Protection of the rights of physical and legal entities belongs to the principal functions of the authorities and the legal system of each social organism. A new look at the Church, especially after the Vatican Council II, encouraged far reaching protection of subjective rights in the Church.
The available measures that are now provided for by the code legislator and whose direct aim is to prevent the occurrence of an administrative recourse in the formal sense include seeking from the author of the act the revocation or amendment, addressing mediators, referring the matter to be examined by an office or council established by the conference of bishops or a particular bishop (can. 1733-1734).
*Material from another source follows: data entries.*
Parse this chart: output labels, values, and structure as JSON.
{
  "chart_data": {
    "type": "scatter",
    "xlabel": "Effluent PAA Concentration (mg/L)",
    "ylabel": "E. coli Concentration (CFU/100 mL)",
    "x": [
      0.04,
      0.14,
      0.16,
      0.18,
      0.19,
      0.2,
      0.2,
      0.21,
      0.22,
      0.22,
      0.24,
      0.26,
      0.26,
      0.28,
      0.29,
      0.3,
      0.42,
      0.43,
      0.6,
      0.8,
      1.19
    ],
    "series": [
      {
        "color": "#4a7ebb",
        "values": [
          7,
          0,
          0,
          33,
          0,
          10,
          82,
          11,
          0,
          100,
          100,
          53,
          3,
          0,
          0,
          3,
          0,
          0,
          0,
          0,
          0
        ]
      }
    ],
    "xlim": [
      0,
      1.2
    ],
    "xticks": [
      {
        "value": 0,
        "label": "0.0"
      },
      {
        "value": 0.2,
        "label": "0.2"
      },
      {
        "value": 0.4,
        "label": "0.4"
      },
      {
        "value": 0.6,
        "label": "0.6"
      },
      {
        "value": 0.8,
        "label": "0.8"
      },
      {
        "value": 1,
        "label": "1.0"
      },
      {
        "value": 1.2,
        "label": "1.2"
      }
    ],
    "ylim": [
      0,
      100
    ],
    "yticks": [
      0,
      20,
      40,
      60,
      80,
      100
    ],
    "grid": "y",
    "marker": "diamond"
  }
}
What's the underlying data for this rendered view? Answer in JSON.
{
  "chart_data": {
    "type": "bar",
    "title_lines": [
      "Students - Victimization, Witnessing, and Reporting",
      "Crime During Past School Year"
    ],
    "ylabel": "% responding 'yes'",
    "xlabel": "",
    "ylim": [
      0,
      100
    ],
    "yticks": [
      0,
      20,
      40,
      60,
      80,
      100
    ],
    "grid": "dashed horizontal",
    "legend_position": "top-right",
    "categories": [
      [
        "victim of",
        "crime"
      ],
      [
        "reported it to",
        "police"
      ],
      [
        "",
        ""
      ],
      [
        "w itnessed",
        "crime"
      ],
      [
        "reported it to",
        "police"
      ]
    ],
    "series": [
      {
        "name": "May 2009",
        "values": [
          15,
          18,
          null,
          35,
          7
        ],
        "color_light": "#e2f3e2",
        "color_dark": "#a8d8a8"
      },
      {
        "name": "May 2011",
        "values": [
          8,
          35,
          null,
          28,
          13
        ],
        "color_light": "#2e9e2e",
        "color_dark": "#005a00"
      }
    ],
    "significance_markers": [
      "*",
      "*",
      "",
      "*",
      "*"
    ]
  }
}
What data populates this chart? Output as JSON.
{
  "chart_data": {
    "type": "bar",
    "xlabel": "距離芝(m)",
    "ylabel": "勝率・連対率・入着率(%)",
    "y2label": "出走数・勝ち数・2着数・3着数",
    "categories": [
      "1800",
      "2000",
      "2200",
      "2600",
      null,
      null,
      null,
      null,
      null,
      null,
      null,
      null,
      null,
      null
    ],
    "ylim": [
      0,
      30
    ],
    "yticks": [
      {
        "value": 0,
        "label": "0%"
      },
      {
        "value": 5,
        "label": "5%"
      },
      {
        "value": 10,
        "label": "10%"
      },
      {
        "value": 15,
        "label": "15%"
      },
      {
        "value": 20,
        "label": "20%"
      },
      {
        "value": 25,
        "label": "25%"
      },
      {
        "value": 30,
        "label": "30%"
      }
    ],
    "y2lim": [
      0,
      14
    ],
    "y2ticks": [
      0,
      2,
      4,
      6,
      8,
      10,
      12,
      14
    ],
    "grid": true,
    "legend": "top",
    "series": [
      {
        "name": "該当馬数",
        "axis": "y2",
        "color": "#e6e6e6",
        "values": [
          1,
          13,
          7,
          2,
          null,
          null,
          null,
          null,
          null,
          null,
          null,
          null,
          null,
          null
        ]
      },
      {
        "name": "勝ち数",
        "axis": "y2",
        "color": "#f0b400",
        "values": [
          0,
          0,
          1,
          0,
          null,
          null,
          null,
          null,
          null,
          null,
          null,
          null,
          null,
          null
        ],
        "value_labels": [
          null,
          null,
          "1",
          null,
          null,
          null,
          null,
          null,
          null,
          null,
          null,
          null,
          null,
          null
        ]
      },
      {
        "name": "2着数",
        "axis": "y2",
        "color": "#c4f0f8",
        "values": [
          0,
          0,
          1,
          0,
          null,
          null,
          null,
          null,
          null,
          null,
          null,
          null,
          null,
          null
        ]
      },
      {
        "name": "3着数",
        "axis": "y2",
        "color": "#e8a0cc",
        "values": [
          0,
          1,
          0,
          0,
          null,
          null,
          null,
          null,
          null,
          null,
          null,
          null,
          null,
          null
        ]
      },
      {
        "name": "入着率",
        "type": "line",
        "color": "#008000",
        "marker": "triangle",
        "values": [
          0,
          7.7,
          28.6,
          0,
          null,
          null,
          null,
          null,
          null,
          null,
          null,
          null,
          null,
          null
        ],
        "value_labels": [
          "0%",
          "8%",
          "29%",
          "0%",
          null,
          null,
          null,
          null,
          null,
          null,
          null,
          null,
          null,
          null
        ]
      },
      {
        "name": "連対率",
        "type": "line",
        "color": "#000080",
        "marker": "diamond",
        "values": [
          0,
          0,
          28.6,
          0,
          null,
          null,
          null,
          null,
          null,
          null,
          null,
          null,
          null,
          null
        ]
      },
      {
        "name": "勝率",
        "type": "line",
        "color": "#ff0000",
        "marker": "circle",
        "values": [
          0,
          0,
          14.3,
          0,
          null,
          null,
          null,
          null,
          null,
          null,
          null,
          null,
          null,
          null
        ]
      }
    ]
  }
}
The material scope of the acts against which conciliatory measures can be instituted in the Church was determined in can. 1732. These are all singular administrative acts, especially decrees and concrete orders issued in the external forum outside a trial except those which have been issued by the Roman Pontiff or an ecumenical council.
A request to the author of an administrative act for revocation or amendment, aimed at avoiding obedience to it in life, is not an ordinary request for favour since it places an obligation upon the author to take an attitude again to the whole matter being the object of the act (can. 1734 § 1). Mediation means the parties in danger of a conflict turning to serious-minded persons enjoying authority with a request to settle the recourse, at the same time making an obligation to subordinate to the solution suggested by them (can. 1733 § 1). Moreover, the legislator of the code provides the Conferences of bishops with the right to establish in a stable manner an office or council whose task would be to seek and suggest equitable solutions and to lay down the norms regulating the work of these bodies. Should the Conference not use this right, such a council can be established by the bishop for his Church (can. 1733 § 2-3).